For those who enjoy seeing bad announcers getting called out... http://firejoemorgan.blogspot.com

Anonymous said...

McCarver is TERRIBLE. Can't believe I forgot about him. Another ex Cardinal, Jim Kaat doing Yankees games is terrible. Royals announcers are AWFUL, but I didn't even want to acknowledge their existance. TBS is terrible too. It's like watching a bridge tourney, which I think ESPN will be broadcasting right after dominos. I had Extra Innings, and you are entirely correct. George Grande doing Reds games is worse than a colonoscopy. He hasn't improved since he was doing games on Channel 11 in the early 90's.

Dallas J. Hawk said...

That is a good list but you left off a few more worthy people.

First of all any descussion of the worst announcers has to include Billy "Fudge" Packer. This is the guy who never is happy with anything the players are doing. It is always negative from him and he is usually wrong. But in a few bad comments about when he played for Wake Forest in the 50's and how important the bench depth was. Ask any college basketball fan and they will say this man is the worst. He would have gained bonus points if he would have played Phil Marteli and St. Joe's a few years back but he chickened out.

Others left out were Jim Nance who scripts his calls. Hey Jim these calls are not clever please stop.
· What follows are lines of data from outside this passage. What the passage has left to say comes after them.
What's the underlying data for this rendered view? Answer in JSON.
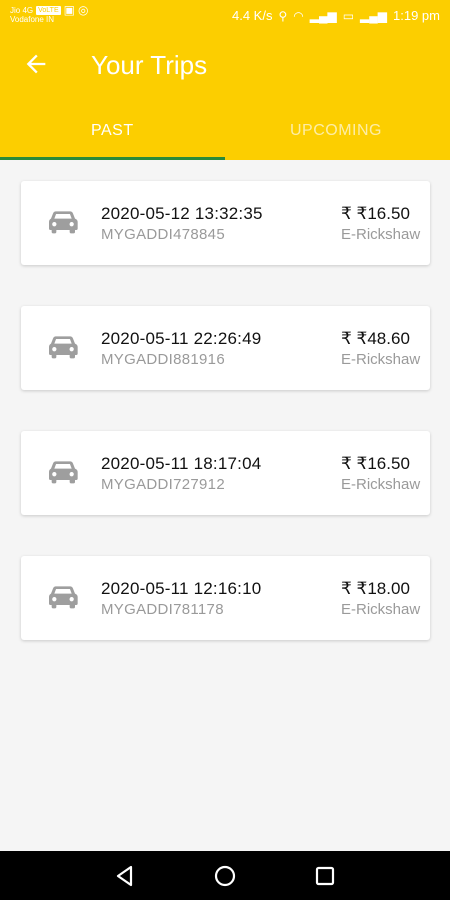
{
  "status_bar": {
    "carrier_line1": "Jio 4G",
    "carrier_badge": "VoLTE",
    "carrier_line2": "Vodafone IN",
    "speed": "4.4 K/s",
    "time": "1:19 pm"
  },
  "toolbar": {
    "title": "Your Trips"
  },
  "tabs": [
    {
      "label": "PAST"
    },
    {
      "label": "UPCOMING"
    }
  ],
  "trips": [
    {
      "datetime": "2020-05-12 13:32:35",
      "vehicle_id": "MYGADDI478845",
      "price": "₹ ₹16.50",
      "type": "E-Rickshaw"
    },
    {
      "datetime": "2020-05-11 22:26:49",
      "vehicle_id": "MYGADDI881916",
      "price": "₹ ₹48.60",
      "type": "E-Rickshaw"
    },
    {
      "datetime": "2020-05-11 18:17:04",
      "vehicle_id": "MYGADDI727912",
      "price": "₹ ₹16.50",
      "type": "E-Rickshaw"
    },
    {
      "datetime": "2020-05-11 12:16:10",
      "vehicle_id": "MYGADDI781178",
      "price": "₹ ₹18.00",
      "type": "E-Rickshaw"
    }
  ],
  "colors": {
    "accent": "#fcce00",
    "tab_indicator": "#2a8a3a",
    "background": "#f5f5f5"
  },
  "icons": {
    "back": "arrow-left-icon",
    "trip": "car-icon",
    "nav_back": "triangle-back-icon",
    "nav_home": "circle-home-icon",
    "nav_recents": "square-recents-icon"
  }
}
The currect WGN broadcast team of Bob Brenly and that other shitty guy who's name is not important enough for me to know. "That could be the break the Cubs need." This was said after a dropped foul ball with two outs in the ninth nobody on base the Cubs down 5.

Anonymous said...

York- The guy you're thinking of is Len Kasper. He is terrible, but a step up from Chip Carey. I didn't even want to get in to college basketball, but I think Bill Raftery is the worst. All he does is scream. The bad thing is that he usually does the good Big 11 or Big XII games, so I am forced to see him.

Notice most of these guys are somehow on ESPN doing something??